28 Jahre früher als Duisburg wurde Homberg, die Stadt im Grünen geschichtlich im Essener Heberegister ersterwähnt: Hohon Berka, das Ober-Rheinberg *).

883: Duisburg wurde durch eine Winterbelagerung von Wikingern mit dem Raub der Wintervorräte und anderer Greueltaten der Besatzer bekannt. Daraus machte die Stadt Duisburg 2008 ein lustiges Fest. In der Parteihochburg Duisburg gelten andere kulturelle Gesetze.

Jetzt liefert die Stadtarchäologie Hinweise, Karl der Große (747 bis 814) sei auch durch Homberg gekommen.

Kultur und Klima am Rhein
Stadtarchäologe Dr. Volker Herrmann erklärte das Gebiet rund um den Friemersheimer Deich
NRZ – Homberg – Rheinhausen, Daniel Cnotka, 9. Juni 2011

[Auszug] Die Siedlungsgeschichte Friemersheims geht noch weiter zurück.

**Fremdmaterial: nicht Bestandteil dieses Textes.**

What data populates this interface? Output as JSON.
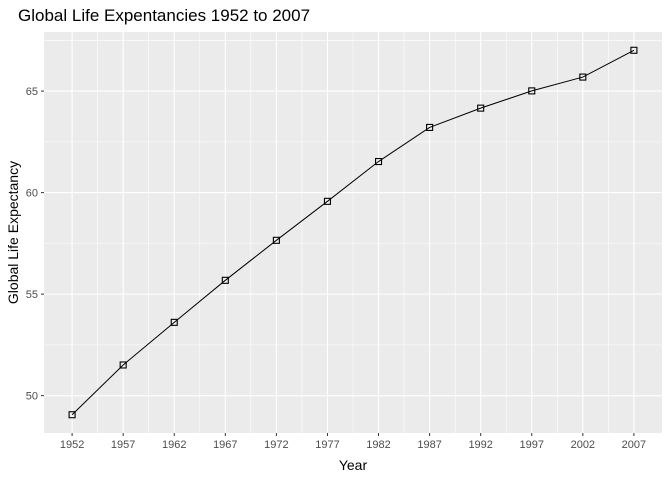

Im 8./9. Jahrhundert war unter Karl dem Großen ein Königshof entstanden entstanden, der unter anderem mit einer befestigten Wehranlage einen Verwaltungsmittelpunkt bildete.

Karl der Große
kam hier vorbei

Ob Karl der Große hier wirklich war, ist nicht überliefert. „Er muss hier aber vorbeigekommen sein. Friemersheim (Anm.: auch Hohon Berka) liegt auf der Strecke zwischen den bedeutenden Städten Köln und Nijmegen, die der Karolinger regelmäßig besuchte. In die andere Richtung führte dieser Weg bis zum Schwarzen Meer.

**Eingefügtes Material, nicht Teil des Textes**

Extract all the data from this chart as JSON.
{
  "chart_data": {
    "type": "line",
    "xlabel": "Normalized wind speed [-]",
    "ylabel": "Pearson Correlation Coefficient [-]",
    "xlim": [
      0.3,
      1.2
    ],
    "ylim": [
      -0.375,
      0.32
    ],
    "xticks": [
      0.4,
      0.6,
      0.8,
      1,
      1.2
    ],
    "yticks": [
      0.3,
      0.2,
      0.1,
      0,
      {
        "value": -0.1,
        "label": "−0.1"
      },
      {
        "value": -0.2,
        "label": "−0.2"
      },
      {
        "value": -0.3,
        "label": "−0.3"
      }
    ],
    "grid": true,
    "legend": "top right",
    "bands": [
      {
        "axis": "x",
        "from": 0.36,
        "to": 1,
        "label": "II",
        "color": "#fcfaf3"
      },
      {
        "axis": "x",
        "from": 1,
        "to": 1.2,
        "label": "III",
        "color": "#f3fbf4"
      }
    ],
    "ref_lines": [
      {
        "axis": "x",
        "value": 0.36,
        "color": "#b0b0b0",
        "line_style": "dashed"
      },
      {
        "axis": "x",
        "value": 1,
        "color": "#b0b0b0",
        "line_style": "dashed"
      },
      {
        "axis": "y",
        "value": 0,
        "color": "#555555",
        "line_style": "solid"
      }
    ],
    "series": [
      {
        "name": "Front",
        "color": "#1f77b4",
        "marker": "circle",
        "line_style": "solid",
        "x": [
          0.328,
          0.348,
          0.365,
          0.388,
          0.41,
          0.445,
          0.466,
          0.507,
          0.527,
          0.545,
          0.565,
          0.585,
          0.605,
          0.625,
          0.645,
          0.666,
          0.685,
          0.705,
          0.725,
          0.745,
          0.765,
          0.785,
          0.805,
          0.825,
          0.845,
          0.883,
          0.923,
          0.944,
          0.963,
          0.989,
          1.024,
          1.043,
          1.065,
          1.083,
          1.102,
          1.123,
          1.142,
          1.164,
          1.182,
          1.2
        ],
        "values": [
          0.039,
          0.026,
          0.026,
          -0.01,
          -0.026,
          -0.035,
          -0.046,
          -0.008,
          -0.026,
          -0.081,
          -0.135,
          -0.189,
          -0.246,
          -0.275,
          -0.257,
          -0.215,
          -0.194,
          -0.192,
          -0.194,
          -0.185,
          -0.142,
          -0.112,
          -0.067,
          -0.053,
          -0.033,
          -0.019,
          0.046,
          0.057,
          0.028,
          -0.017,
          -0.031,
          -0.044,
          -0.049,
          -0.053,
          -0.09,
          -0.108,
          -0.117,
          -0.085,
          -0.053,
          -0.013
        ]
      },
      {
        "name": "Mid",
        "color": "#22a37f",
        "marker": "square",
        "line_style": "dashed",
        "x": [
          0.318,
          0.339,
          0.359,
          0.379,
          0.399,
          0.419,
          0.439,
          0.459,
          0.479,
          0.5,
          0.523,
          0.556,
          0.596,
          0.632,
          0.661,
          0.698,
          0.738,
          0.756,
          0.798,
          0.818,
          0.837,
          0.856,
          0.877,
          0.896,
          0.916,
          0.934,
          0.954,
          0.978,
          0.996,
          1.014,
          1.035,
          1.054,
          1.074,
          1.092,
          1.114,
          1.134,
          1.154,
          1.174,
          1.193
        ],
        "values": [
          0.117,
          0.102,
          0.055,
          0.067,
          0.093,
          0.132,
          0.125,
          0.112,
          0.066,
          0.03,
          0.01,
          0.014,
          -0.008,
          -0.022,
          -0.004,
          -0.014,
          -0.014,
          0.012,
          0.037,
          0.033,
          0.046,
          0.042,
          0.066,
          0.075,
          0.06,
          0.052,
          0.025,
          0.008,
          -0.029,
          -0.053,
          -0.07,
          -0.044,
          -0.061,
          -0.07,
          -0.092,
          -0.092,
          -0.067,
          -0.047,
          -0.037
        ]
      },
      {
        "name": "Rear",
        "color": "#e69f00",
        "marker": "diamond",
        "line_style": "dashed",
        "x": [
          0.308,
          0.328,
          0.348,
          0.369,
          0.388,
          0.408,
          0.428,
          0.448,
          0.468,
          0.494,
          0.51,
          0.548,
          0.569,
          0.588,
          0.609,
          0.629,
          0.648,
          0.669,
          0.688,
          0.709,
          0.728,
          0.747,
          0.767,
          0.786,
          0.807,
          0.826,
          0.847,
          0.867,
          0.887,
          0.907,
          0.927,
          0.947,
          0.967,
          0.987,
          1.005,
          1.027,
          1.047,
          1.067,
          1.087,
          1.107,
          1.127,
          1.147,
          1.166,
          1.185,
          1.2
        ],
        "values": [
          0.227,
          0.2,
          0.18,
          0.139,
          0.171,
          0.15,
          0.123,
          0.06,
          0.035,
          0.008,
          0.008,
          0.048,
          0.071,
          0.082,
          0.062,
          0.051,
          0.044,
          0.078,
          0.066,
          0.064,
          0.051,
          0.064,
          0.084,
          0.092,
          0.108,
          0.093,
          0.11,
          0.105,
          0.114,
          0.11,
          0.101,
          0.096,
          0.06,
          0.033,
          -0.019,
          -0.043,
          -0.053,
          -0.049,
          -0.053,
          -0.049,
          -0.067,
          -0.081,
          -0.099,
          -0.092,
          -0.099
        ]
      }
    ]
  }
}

Warum überwinterten die Wikinger nicht in Hohon Berka? Schon damals war bekannt: „Das hätten sich die Homberger im stolzen Westen nie gefallen lassen!“ Jedoch, die Duisburger Ossis sind seither an Knechtschaft gewohnt, die historischen Wurzeln der Parteihochburg.

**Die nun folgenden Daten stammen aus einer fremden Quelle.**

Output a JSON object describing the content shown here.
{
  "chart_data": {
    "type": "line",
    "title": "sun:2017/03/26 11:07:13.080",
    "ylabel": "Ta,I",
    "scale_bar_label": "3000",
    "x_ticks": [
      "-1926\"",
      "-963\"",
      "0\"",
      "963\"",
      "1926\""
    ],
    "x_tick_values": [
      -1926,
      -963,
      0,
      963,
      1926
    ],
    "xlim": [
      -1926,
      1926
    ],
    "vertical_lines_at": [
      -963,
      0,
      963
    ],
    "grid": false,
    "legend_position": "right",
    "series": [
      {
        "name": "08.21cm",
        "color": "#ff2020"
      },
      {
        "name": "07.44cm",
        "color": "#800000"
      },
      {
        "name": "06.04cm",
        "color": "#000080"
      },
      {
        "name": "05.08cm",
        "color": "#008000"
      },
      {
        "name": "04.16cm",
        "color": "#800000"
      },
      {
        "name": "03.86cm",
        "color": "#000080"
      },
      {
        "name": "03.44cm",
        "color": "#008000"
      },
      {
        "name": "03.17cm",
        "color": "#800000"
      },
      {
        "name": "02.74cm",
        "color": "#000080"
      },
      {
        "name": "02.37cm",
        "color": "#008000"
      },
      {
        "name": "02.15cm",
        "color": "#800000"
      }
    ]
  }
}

Im Kulturhauptstadtjahr waren 1155 Jahre für Homberg, der Stadt im Grünen seit der geschichtlichen Erstnennung verstrichen. Homberg ernannte sich selbst zum Kulturhauptstadtteil Ruhr.2010; denn Kulturausschuss und Stadtrat folgten dem schlechten Rat der Stadtarchäologie und lehnten den offiziellen Bürgerantrag ab. Völlig ohne historischen Zusammenhang wurde in der Begründung etwas von römischen Scherben gemurmelt, bekannt geworden als die Reifikation einer Fundstelle.

Dieser Beitrag kann zitiert werden, dann aber bitte mit Quellenangabe. Für manche in Ost-Duisburg wäre das schon eine Innovation, wie gut informierte Kreise meinen.


*) ‚Ober-Rheinberg‘ = Homberg liegt weitgehend flutsicher auf der Rheinischen Niederterrasse. Selbst als die Stromleitungsmasten bei der Elektrifizierung des Niederrheins aufgestellt wurden (in der Frühphase des vergangenen Jahrhunderts), war für die Techniker der weitverbreitete Modder ein großes Problem. Da hatten sie gewiss etwas mit Karl dem Großen gemeinsam.